Under the general rule, in the course of such testing, the manufacturer should create conditions that are similar to those in which the device is intended to be used. This aspect is especially important as it ensures the accuracy and reliability of testing results. In certain cases, artificial soil could be used. 

Validation Protocols 

The document also provides additional recommendations regarding the documentation of methods designed to test the cleaning process. In particular, the manufacturer should provide the authority with detailed enough validation protocols containing important information regarding the testing performed, including details on main parameters (e.g., time or temperature). It is also important to mention that the principle of worse-case testing should be applied here as well. For this purpose, the manufacturer should conduct a rigorous analysis of the instructions for use accompanying the device when supplied to the customers in order to identify the worst-case conditions. The authority also provides some examples of such scenarios, namely:

  • If the cleaning instructions recommend a 10 to 20 minute pre-soak, the validation protocols should specify 10 minutes;
  • If the cleaning instructions advise the user to manually clean at 45ºC (plus/minus 5ºC), the validation protocol should specify cleaning at 40ºC;
  • If a device consists of lumens, ports, or channels that must be flushed during cleaning, the validation protocol should include minimal flushing specifications, such as time, flush volume or flow rate, and number of repetitions. 

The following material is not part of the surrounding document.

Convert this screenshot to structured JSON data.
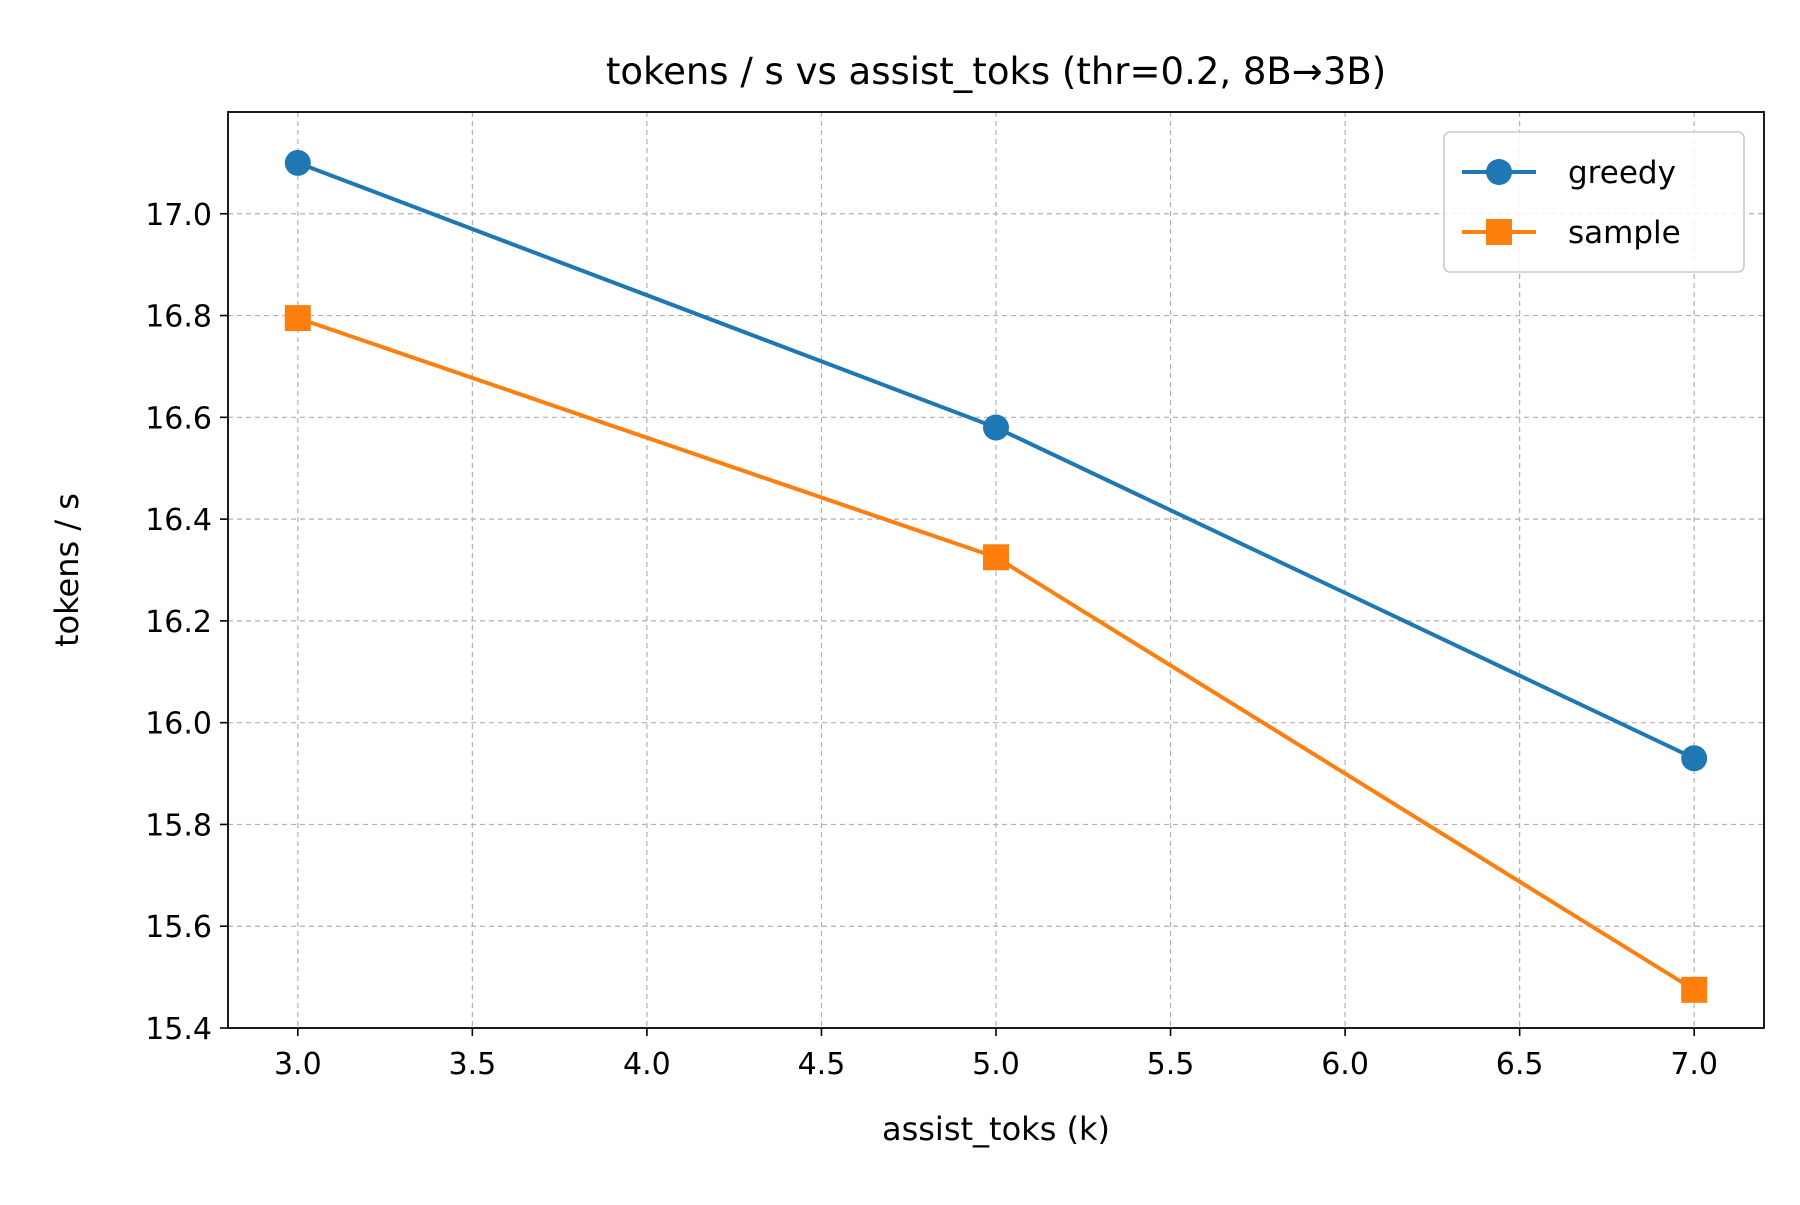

Apart from the aspects described hereabove, the document pays attention to test types and protocols. In particular, the guidance describes the approach to be applied by a medical device manufacturer as a party responsible for validation when determining the particular test type to be applied. 

In summary, the present FDA guidance provides a brief overview of the most important aspects to be taken into consideration by medical device manufacturers with regard to validation activities. The document describes the approach to be applied in order to ensure compliance with the applicable regulatory requirements and provides additional recommendations based on existing legislation.